Must deliver or goes to prison!”
That old horse chestnut was used to frighten the Rothchildian short-sellers that used to hang out on the old New York “curb” back before governments and influence- peddling lobbyists conspired to change the rules. I used to love to find overvalued stocks or commodities and get our trading desk to call over to the loan post to see what it would cost to borrow a few thousand shares of some pumped up bowser of a stock and then attempt to catch it on an uptick in order to sell it. The entire concept was rather civilized because everyone would know that there was a highly visible bear out there trying to get short something and invariably, the principals like the CEO or CFO would find out and then the ancient game of cat-and-mouse would begin.
It would begin with the phone calls from someone at the target company introducing themselves and asking you out for coffee or a beer if you were borrowing a puny 2,000 shares with the venue morphing decidedly if the number was north of 100,000 shares. (If it was a MILLION, it was a weekend in Vegas.) I would put on my most gracious persona as the rep from the overvalued company tried in vain to change my intention of hammering his pig of a stock into the ground, but what made it a study in human behavior was that the higher the gratuity, the more maniacally I wanted to sell the stock.
Needless to say, short-selling is not the fun it used to be because everyone and their uncle are “hip” to the notion of shorting overvalued garbage thanks to terrific books and movies like “The Big Short” that really showed the world how extremely difficult it can be and how the market-makers can artificially create a squeeze on a short player by simply fiddling with the “marks” at the end of every month. I, for one, long for the old days of finding some piece of Vancouver garbage that had a $500,000 annual travel and entertainment budget and a $500 annual exploration budget and a property “next door to Friedland” (!) whose founders held all the one-cent stock that was coming out of escrow next week. Adding insult to injury and turning the ridiculous to the sublime, the CEO has just paid out an egregious amount of money and stock to the telephone room owners whose job it was to “pump up the volume.” Alas, the Elon Musks of the world learned how to magnificently “manage” their stocks by way of social media and sweetheart deals with all the top 50 hedge fund managers that conspire daily to monitor the share price so that nothing “untoward” can ever happen to threaten the uptrend line, despite being the most over-priced, money-losing auto manufacturer in world history.

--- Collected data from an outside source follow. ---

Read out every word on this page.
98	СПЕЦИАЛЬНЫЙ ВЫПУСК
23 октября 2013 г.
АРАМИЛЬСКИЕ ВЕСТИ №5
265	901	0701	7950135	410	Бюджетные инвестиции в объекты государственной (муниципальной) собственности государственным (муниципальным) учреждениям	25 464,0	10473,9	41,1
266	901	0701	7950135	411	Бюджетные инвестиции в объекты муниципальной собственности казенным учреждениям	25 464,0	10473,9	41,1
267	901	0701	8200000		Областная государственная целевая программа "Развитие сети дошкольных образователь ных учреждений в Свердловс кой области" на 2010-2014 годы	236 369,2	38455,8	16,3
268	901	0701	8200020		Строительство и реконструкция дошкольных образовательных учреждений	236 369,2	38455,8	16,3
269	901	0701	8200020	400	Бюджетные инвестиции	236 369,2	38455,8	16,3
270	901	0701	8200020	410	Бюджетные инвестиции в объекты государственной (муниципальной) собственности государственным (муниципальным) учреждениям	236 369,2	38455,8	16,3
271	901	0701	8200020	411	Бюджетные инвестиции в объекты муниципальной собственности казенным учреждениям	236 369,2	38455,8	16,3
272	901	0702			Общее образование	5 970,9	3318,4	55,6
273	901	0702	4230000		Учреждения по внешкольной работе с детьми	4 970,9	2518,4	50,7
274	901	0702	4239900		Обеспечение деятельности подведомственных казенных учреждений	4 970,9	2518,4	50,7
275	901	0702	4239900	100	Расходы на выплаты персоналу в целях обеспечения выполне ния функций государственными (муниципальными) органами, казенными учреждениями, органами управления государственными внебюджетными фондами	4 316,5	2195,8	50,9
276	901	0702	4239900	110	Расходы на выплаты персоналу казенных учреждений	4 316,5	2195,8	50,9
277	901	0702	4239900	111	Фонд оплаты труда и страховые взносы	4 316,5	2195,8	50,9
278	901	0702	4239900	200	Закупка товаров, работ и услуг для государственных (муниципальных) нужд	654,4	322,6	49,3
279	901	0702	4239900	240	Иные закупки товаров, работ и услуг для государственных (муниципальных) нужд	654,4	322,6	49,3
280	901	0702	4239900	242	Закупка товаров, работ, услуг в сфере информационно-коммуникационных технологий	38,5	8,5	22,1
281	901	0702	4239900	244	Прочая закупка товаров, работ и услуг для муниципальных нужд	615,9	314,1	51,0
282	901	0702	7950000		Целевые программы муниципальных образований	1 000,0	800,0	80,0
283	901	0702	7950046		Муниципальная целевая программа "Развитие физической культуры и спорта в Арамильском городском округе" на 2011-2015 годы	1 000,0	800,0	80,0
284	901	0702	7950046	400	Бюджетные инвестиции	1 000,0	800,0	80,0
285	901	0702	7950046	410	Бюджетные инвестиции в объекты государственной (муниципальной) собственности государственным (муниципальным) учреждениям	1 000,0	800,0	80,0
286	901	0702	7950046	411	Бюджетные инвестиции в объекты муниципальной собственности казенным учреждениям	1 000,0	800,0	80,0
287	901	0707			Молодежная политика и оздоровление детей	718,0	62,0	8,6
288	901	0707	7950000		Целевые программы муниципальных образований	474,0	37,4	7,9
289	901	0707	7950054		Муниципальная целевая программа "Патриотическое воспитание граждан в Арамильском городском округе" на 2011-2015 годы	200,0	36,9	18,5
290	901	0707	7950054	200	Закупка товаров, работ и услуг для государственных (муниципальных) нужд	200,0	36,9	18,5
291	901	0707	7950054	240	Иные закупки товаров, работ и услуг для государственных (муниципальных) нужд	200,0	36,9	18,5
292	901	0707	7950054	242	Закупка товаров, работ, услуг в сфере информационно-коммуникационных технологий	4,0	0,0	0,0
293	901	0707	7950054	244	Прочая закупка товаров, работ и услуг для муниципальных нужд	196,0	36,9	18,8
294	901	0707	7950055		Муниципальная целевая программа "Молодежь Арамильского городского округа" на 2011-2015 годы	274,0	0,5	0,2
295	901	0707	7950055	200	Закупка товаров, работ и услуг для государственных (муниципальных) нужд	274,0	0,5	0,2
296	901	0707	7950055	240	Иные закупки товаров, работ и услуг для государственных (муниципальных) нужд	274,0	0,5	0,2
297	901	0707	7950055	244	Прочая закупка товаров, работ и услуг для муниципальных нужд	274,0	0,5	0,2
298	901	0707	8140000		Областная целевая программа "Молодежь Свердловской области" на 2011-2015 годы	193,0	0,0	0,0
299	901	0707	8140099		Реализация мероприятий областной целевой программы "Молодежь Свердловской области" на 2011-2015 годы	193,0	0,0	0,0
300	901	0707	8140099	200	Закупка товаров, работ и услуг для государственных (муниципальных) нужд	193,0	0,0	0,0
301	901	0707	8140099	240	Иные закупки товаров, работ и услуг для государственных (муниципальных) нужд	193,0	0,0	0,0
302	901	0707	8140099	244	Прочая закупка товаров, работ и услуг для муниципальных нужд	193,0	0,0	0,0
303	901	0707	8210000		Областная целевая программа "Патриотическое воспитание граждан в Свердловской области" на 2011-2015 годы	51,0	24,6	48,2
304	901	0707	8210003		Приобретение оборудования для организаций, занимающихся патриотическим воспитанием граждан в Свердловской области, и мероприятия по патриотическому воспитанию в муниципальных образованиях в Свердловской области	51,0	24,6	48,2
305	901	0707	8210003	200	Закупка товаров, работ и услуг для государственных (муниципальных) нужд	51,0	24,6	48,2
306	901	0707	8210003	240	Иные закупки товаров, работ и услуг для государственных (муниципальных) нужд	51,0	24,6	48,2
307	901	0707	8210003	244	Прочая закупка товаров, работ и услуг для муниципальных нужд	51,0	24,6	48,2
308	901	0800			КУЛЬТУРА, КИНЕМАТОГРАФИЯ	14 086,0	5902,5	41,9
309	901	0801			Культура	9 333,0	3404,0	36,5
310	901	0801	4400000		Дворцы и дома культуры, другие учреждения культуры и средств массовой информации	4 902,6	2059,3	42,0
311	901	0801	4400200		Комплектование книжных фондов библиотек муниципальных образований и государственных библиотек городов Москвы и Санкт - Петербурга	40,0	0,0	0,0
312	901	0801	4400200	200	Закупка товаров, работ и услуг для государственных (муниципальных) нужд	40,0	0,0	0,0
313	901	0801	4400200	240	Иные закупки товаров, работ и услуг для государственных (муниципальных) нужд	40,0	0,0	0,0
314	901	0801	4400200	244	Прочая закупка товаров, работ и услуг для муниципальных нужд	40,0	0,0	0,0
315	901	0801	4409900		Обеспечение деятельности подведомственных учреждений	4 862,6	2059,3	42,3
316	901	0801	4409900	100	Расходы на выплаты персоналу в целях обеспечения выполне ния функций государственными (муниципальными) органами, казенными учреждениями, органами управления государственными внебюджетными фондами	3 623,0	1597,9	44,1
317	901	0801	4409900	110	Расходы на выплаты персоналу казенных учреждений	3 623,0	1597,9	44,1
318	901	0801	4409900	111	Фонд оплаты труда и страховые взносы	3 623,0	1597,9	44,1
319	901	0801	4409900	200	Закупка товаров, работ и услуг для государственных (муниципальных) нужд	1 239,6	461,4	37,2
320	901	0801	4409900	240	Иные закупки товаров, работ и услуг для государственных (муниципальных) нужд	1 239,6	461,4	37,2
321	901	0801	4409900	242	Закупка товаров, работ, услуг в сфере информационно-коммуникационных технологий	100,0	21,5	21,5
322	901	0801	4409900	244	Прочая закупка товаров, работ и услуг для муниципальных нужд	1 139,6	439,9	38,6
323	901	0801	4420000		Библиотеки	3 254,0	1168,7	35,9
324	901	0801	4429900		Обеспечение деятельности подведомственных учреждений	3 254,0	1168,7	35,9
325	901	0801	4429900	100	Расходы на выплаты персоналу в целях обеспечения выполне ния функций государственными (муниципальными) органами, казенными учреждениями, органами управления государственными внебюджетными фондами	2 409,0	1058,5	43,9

The same thing goes for gold and silver with massive quantities of paper gold being traded as if in a virtual reality pit of digital outcry. To say that being long the gold and silver markets since 2013 has been “interesting” is like saying that having root canal surgery without Novocain is “interesting,” when we both know that the proper descriptive should be “agony” or “maddening” but one adjective to most-accurately describe these past five years of shenanigans is “costly” for many people and for all the wrong reasons. Banks cannot sanction gold or silver because there is no counterparty to the transaction. Once it leaves the bank, it is gone.
I have one idea for all of you that is, in my humble opinion, one of the greatest “short” set-ups that I have seen in over 40 years trading markets. Because I am leery of interventions and manipulations carried out constantly under the blinded eyes of regulators, I need to short something that would not be exposed to directional risk. The best example of being right about something and wrong at the same time was mid-2017 when I took one look at Bitcoin and determined that it was a bubble of the highest order. That was at $10,000 per coin. It went to $19,891 and then got bombed to under $7,000 and had we shorted it in mid-year, we still would have made money but had we shorted it on December 19, we would have made a fortune. What I knew from my short-selling experiences on the Nikkei in the late 1980s was that the most difficult part of shorting is execution (TIMING) because the biggest move on a chart comes in the last 10% of its journey along the x-axis. (Classic “bubble” chart pattern).